Sources of energy-related pollution are numerous. In terms of human activity transport, industry,
power generation, domestic cooking/heating and deforestation burning are the most prevalent.
Volcanic activity and naturally occurring forest/grassland fires can also be the cause of major
pollution episodes, but society has only very limited ability to mitigate the consequences of these
events.
In many poorer countries, cooking over an open fire using wood, charcoal, crop waste or even
animal dung has a devastating impact on human health. Exposure to the extremely high levels of
pollutants emitted by these fires is reported by the WHO and other independent researchers to
cause the premature deaths of more than 1.5 million people every year. Women and young
children are those most greatly affected.
On a broader front, traditional liquid fuels such as gasoline (petrol), diesel and kerosene, have
complex chemical structures. When burned, these fuels can release a range of harmful
compounds; some of which are linked to serious and frequently life-threatening illnesses.
The types of fuel used and the way they are employed may vary from one region to another but
the pollution they produce, and the health consequences that follow, exist at every level of
society, in the poorest to the richest nations.
Reflecting this growing awareness, governments around the world have introduced or
encouraged a wide range of measures to reduce pollutant emissions through regulation,
education and incentive-based programs.
Switching to cleaner burning gaseous fuels has been an important element of these measures.
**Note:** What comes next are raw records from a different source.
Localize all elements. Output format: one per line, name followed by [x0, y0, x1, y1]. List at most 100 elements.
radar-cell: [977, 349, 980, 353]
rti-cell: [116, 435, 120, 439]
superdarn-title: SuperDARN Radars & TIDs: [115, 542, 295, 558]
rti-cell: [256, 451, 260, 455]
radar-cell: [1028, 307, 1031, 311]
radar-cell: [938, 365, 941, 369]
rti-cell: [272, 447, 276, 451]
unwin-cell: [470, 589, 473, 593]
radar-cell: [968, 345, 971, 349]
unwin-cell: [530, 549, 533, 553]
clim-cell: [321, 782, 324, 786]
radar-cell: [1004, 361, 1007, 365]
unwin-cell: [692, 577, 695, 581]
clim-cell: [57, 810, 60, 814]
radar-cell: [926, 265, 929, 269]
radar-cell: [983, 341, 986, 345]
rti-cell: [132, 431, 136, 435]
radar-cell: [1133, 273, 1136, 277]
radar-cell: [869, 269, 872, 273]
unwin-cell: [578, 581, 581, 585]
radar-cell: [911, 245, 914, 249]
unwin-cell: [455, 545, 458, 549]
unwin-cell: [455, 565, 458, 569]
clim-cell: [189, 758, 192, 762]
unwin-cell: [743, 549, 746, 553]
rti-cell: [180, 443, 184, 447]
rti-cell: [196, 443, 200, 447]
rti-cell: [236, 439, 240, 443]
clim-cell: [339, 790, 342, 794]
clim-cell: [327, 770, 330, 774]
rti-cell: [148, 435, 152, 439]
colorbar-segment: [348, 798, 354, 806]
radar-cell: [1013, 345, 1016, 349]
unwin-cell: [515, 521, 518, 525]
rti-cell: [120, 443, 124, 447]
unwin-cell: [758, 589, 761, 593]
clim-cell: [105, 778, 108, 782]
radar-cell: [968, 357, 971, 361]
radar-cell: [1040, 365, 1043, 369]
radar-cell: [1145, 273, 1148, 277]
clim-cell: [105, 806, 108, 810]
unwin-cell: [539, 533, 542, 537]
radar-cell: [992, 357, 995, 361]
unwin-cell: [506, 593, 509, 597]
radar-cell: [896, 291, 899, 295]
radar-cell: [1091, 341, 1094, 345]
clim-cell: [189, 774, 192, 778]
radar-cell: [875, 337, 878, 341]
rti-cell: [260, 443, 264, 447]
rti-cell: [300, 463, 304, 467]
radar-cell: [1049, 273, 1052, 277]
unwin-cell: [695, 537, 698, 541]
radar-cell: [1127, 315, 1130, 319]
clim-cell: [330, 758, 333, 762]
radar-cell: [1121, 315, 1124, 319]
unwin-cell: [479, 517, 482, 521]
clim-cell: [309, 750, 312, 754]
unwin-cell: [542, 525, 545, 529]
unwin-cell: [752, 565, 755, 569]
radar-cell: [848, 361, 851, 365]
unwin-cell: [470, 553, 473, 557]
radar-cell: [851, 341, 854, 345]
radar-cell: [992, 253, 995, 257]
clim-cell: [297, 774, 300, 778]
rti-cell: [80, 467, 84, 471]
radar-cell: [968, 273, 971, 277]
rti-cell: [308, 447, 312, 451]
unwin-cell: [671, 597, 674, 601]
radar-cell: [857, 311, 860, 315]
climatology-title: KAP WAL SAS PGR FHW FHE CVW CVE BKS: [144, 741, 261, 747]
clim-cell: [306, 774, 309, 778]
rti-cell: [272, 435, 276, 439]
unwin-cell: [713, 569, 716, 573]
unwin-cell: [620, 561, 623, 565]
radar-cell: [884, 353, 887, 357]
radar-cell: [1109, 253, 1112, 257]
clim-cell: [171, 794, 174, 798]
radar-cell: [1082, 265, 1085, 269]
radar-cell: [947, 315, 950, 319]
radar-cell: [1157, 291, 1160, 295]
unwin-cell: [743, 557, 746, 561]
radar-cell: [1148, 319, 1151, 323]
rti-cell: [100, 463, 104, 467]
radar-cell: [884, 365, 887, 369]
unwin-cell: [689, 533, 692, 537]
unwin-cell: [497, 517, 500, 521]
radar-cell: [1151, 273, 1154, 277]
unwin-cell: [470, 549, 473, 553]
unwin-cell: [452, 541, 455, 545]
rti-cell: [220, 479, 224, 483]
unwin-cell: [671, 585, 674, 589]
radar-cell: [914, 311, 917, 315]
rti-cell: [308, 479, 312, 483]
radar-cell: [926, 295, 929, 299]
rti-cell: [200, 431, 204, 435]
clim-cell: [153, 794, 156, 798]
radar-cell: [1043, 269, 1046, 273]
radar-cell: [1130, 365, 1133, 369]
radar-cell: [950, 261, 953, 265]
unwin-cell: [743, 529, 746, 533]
Gaseous fuels such as LP Gas have a very simple chemical structure which promotes clean
burning, with greatly reduced levels of combustion by-products.
The following chart (BIC, 2001) provides a graphic picture of the overall damage to society caused
by a number of widely used existing transport fuels, together with some emerging alternative
fuels, when used in an urban bus application. The value of switching to LP Gas is self-evident.

As well as being an exceptionally good transport fuel for passenger cars and many types of
commercial vehicles, LP Gas is a proven and practical alternative energy source for a wide range
of domestic, commercial, industrial, agricultural and transport applications, including:
• Cooking
• Residential space and water heating
• Distributed electrical power generation
• Industrial appliances (e.g. compressors, water blasters, pumps, etc)
• Industrial processes(e.g. flame cutting, dryers, process heaters)
.....and many more
From a purely practical standpoint, of all the gaseous fuels, LP Gas excels
through its ability to be liquefied at low pressure then safely transported
in bulk to almost any location. LP Gas can then be dispensed as easily as
gasoline or diesel for use in a wide range of domestic, commercial,
industrial, agricultural and transport applications.
So, no matter whether you are a cosmopolitan city dweller or living in a
remote village, fuelling a car or cooking a simple meal, choosing LP Gas
will benefit you and the people around you.
To Summarise:
The availability of controllable energy for cooking, warmth, production and transport is essential
for human existence.
Selecting the optimum fuel for a given task can benefit society, not only by reducing human
exposure to harmful pollutants, but also in direct monetary terms by reducing the burden of
providing medical care and social services for those affected.
For businesses, a healthier workforce means enhanced productivity and a lower risk of economic
trauma from the loss of a vital team member.
The benefits do not end with its contribution to the wellbeing of society. Viewed from almost any
perspective, LP Gas stands out as the cleanest, most convenient and accessible alternative to the
traditional fuels, as well as having among the lowest greenhouse gas emissions. In many
instances it can also be the lowest cost option.